Rain, Fire, and Ferocious Lions

Have you ever heard the saying "one step forward and two steps back"? Well, the past few weeks, I've felt like I couldn't get a break.  Of course, the holidays were hard...so many reminders of what I've lost...and that I'm alone.  But shoveled on top of that was some unexpected news.  The news was not good and I didn't like hearing it.  A whirlwind of emotions engulfed me and I wanted to share my load with another.  I wanted to call my friend and talk about it, but I couldn't.  Then I wanted to call my mother and have her pray with me and for me  - but again, I couldn't.  

So I remained silent.  Silence in adversity is one of the hard lessons I've had to learn in the last 18 months, and this situation was no exception.  I had to hold this "news" in my head and heart and it wasn't easy, but I endured.

And then I realized, if I had I called my friend I would have vented negatively and probably let this news become a festering blister of bitterness.  Had I asked for prayer from my mother, it would have only been because I didn't really believe what God had said was the outcome of this - in spite of what I heard.  So...I remained silent. 

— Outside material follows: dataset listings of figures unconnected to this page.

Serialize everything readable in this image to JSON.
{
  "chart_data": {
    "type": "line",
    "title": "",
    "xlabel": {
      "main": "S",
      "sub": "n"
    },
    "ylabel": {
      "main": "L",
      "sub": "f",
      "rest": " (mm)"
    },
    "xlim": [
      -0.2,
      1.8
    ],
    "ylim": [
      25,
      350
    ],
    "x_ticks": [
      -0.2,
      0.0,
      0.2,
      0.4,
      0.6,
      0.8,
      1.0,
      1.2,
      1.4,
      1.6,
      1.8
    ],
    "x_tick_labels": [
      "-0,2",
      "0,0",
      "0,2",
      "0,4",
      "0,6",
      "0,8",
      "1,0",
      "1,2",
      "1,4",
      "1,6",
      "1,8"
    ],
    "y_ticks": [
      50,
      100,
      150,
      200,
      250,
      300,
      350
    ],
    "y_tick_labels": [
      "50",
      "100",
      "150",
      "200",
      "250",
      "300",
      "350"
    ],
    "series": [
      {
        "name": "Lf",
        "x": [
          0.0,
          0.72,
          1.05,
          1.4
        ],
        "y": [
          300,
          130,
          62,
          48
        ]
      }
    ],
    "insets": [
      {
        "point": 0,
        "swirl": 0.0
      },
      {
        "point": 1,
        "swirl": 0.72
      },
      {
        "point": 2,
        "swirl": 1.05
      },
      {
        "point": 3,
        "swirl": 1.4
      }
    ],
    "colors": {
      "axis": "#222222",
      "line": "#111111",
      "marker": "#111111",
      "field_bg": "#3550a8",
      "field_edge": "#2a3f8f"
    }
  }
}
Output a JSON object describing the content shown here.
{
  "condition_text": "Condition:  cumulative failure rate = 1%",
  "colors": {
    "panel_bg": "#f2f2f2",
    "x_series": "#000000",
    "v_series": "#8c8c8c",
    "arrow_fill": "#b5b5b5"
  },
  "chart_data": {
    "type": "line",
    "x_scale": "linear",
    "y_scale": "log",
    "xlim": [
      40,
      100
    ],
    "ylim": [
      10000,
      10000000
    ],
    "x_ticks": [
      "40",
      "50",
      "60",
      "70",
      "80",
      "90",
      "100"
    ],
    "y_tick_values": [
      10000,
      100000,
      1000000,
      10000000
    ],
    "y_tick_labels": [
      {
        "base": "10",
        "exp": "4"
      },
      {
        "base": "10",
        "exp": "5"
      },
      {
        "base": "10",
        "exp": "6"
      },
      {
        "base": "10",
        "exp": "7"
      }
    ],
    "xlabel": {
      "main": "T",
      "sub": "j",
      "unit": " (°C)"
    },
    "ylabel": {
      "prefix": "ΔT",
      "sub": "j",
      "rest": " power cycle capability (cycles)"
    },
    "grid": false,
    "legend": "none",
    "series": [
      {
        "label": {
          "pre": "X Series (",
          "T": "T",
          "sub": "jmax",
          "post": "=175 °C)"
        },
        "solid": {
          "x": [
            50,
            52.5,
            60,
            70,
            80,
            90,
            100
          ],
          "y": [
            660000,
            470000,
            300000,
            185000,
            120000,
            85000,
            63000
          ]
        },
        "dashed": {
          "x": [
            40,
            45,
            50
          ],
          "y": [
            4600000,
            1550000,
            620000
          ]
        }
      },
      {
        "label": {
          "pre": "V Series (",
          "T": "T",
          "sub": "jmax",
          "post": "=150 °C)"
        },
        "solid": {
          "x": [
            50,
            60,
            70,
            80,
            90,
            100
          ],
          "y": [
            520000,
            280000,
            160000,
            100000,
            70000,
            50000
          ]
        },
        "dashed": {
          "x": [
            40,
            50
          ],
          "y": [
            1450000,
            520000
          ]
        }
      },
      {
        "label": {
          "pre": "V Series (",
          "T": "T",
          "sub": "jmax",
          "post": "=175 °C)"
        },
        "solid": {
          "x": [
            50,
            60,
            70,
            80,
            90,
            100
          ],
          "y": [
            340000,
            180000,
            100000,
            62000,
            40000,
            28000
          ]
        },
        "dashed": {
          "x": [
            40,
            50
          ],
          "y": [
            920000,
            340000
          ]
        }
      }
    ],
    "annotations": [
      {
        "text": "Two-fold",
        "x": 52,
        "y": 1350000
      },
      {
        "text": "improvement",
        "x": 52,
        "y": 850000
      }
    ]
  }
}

Today I read a comment about complaining - it said complaining was evidence of unbelief.  I thought that was a powerful statement.  Phil. 2:14 tells us to do everything without complaining - complaining is just another way of being negative.  So even though the "news" is out, I am making a decision right now that I am going to choose to NOT complain or even talk about my situation.  I refuse to let this be a chink in my armor where Satan can wiggle his way in my heart and head. I simply have to trust God and know He makes all things right in His time. 
 
The Bible says it rains on the just and the unjust.  The Bible shows us that even the righteous are thrown in the fire and the lion's den.  What sets us apart is our reaction to it.

Father, continue to help me choose to be set apart, no matter how hard it rains, how hot the fire, or how hungry the lions.